Now he has a plush new mattress to lie in his frame. Well, new to him.
The mattress had originally belonged to a serving maid who claimed to see spirits. Actually, she startled Tsuzuki once when she spoke to him in the hall as he and Hisoka were headed to one of his tutoring sessions.
"Good morning, sirs," she'd smiled brightly.
Hisoka had nodded a greeting at her and smiled back. Tsuzuki, of course, said nothing until he realized she'd said 'sirs' and not 'sir'. Deciding Hisoka would be okay for a few moments, he'd followed her. Seeming to sense him behind her, she'd turned and smiled that smile again.
"Is there something I can assist you with, sir," she'd inquired sincerely.
"You can see me," he'd questioned incredulously.
"Of course, sir. I can see all of the spirits who live here."
Tsuzuki had merely accepted that fact and nodded to himself.
"Well then, I apologize for not speaking earlier," he'd bowed.
"Oh that's perfectly fine sir. Truthfully, you're the only spirit who's ever responded to me, though I've made it a point to speak to all of them here at least once. Well, I'd love to chat more, but I have duties."
"Of course," he'd replied as she toddled off.
"By the way, nice wings," she'd called over her shoulder.
"Thank you," Tsuzuki had replied before rushing back to Hisoka.
About three months later, one of the personal maids to Hisoka's father had discovered the maid's "gift" when she witnessed the girl, Yamamoto Airi, conversing with one of the Kurosaki ancestors and asked why she was talking to the wall. Airi had replied that she wasn't talking to the wall, but to Hisoka's great-grandmother. The maid had reported the incident to Hisoka's father and Airi was promptly thrown out.

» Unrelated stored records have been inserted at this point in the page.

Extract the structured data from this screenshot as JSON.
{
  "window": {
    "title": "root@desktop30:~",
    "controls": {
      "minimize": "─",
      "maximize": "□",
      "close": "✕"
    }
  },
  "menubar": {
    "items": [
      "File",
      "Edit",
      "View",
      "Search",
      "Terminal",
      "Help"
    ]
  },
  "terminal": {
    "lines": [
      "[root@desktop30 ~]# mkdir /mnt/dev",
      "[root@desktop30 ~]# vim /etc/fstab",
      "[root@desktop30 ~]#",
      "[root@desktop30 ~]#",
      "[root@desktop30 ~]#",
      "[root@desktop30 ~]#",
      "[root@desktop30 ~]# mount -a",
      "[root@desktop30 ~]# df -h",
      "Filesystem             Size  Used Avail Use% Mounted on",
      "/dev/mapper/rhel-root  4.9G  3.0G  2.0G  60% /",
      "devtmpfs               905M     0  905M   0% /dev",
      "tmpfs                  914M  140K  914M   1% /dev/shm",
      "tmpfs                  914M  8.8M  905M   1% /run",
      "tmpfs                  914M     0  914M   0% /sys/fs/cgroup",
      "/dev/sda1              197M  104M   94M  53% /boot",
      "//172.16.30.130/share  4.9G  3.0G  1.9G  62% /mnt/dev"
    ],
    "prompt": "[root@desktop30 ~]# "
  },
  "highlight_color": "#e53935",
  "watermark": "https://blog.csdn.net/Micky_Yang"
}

No one had wanted to touch any of her things for fear that they'd been contaminated by her evil, so they'd made the resident 'demon-child' take them. For his trouble, Hisoka acquired a thick, pink futon mattress with five sets of sheets, two comforters, fluffy pale pink, yellow, pastel green and lilac towel sets, a thick, pink throw rug for the bathroom and two pairs of warm white house slippers. He also got all of Airi's personal belongings and clothes as Hisoka's father wouldn't allow her back on the property to retrieve them. Hisoka didn't mind the colors of the items since they were definitely more luxurious than what he'd had before.
As for Airi's personal belongings and clothes, Hisoka had vowed to return them to her as soon as he was able.